Parte desse enfoque se dava pelo próprio memorial descritivo do projeto, em que Rossi apresentava algumas “linhagens” de seu projeto. A forma geral do complexo replicava o cemitério vizinho, e, muito influenciado pelo pensamento Iluminista, Rossi tentava retomar a representação da esfera cívica pela arquitetura. A referência a uma arquitetura positivista foi amplamente debatida em relação a sua produção. Seria prudente que ele o fizesse? Depois do desgaste moderno, no fim do século XX, não era um pouco anacrônico retomar a monumentalidade essencialmente utópica do século anterior? Especialmente depois da Segunda Guerra, não seria arriscado esse posicionamento? De fato, o projeto gerou controvérsias. Enquanto alguns autores aproximavam a linguagem arquitetônica do cemitério aos monumentos totalitários, outros tratavam de analisá-la com base nos escritos e carreira de seu autor.
O texto de apresentação do projeto no concurso indica alguns pontos importantes para Rossi: a teoria dos tipos – Rossi insiste que San Cataldo corresponde à imagem de cemitério que “todos” têm –, a tentativa de retomar a dimensão cívica e institucional da morte e da memória, e o posicionamento (que reforça o primeiro ponto) de que a arquitetura se sobrepõe a funções, programas e ocupantes – Rossi se refere ao cemitério como a casa dos mortos, e reforça que não há distinção, em termos de projeto e criação, entre uma arquitetura para os vivos ou para os que já se foram.

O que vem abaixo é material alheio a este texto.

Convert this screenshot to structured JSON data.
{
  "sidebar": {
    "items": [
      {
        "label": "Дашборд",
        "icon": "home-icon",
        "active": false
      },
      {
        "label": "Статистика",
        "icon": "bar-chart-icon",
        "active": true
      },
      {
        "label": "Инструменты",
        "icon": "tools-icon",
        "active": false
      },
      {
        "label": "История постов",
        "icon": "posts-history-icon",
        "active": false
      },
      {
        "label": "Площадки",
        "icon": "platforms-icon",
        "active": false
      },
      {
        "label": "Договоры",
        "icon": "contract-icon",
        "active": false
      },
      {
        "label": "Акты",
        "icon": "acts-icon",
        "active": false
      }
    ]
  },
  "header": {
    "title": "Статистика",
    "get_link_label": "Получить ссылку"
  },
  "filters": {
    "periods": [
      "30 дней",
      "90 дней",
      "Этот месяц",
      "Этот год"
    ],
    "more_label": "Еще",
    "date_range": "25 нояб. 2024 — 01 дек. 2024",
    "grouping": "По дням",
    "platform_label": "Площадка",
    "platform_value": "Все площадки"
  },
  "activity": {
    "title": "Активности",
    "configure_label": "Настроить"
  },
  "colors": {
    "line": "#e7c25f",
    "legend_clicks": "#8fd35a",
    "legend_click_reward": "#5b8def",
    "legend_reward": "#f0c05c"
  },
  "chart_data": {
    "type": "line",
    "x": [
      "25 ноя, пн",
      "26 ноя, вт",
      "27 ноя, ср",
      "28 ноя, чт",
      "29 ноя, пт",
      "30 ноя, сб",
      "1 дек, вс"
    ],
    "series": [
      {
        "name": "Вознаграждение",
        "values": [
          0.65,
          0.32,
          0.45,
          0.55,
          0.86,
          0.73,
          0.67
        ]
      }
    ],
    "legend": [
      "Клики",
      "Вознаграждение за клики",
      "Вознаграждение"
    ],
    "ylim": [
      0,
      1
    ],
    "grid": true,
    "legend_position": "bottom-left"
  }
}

O tom distanciado e objetivo do texto explica a interpretação comum à época de sua divulgação. Rafael Moneo, por exemplo, foca no método de concepção de projeto, e como essa construção de ideias se reflete no cemitério. Apesar do aspecto da intenção de permanência através da memória, o sentimento de separação pela morte é referido através de seu desconsolo e inevitabilidade. Além disso, a colocação explícita da esfera institucional como mediadora da perda apequena o indivíduo, ainda que a ideia fosse a inclusão do jazente na dimensão social, de forma comemorativa. A comparação entre os edifícios do conjunto como a casa dos mortos, e do cemitério como cidade também contribui para a leitura pouco confortante do fim da vida. Na visão de Moneo, o tom duro do texto vai de encontro às formas puras do projeto, e demonstra mais a racionalidade por trás da criação que a subjetividade do indivíduo que as desenhou. San Cataldo reflete as ideias profissionais do arquiteto, e não suas questões íntimas ou pessoais.
Já Manfredo Tafuri defende a linguagem rossiana em relação à própria teoria da arquitetura. O autor defende que a arquitetura de Rossi cala-se em relação às demais, e em relação a si própria. Mostra-se silenciosa e hermética, construída a partir de um sistema arbitrário de signos definido por seu criador. Enquanto a década de 1960 via surgir uma infinidade de manifestações arquitetônicas, Rossi passa a almejar locais onde o tempo parece suspenso, à maneira de Mario Sironi, e libera sua arquitetura do vínculo com a realidade. Sua arquitetura fecha-se cada vez mais, e parece nostálgica de uma outra época. Usando um paralelo com a linguagem, Tafuri afirma que o ponto central de comunicação da arquitetura, para Rossi, está perdido, e o mutismo de suas formas só podem demonstrar a finitude do próprio sistema de comunicação. É como se San Cataldo se resignasse a "dizer" qualquer coisa, o que, em termos simbólicos devido ao programa, representaria também o silêncio do luto.
O ponto em comum entre os dois autores é a interpretação austera e rígida de Aldo Rossi materializada em San Cataldo. Desse ponto de vista, o arquiteto é sua obra: arquitetura rigorosa, acompanhada de embasamento teórico igualmente severo, e idealista no sentido da impossibilidade de atingir seu objetivo. Em Rossi, a teoria tipológica, o conhecimento da História arquitetônica, e a vontade de retomada da reverência da arquitetura na esfera social. Em San Cataldo, as formas básicas, a referência aos exemplos clássicos de cemitério, e a imagem da separação inevitável e desoladora da morte.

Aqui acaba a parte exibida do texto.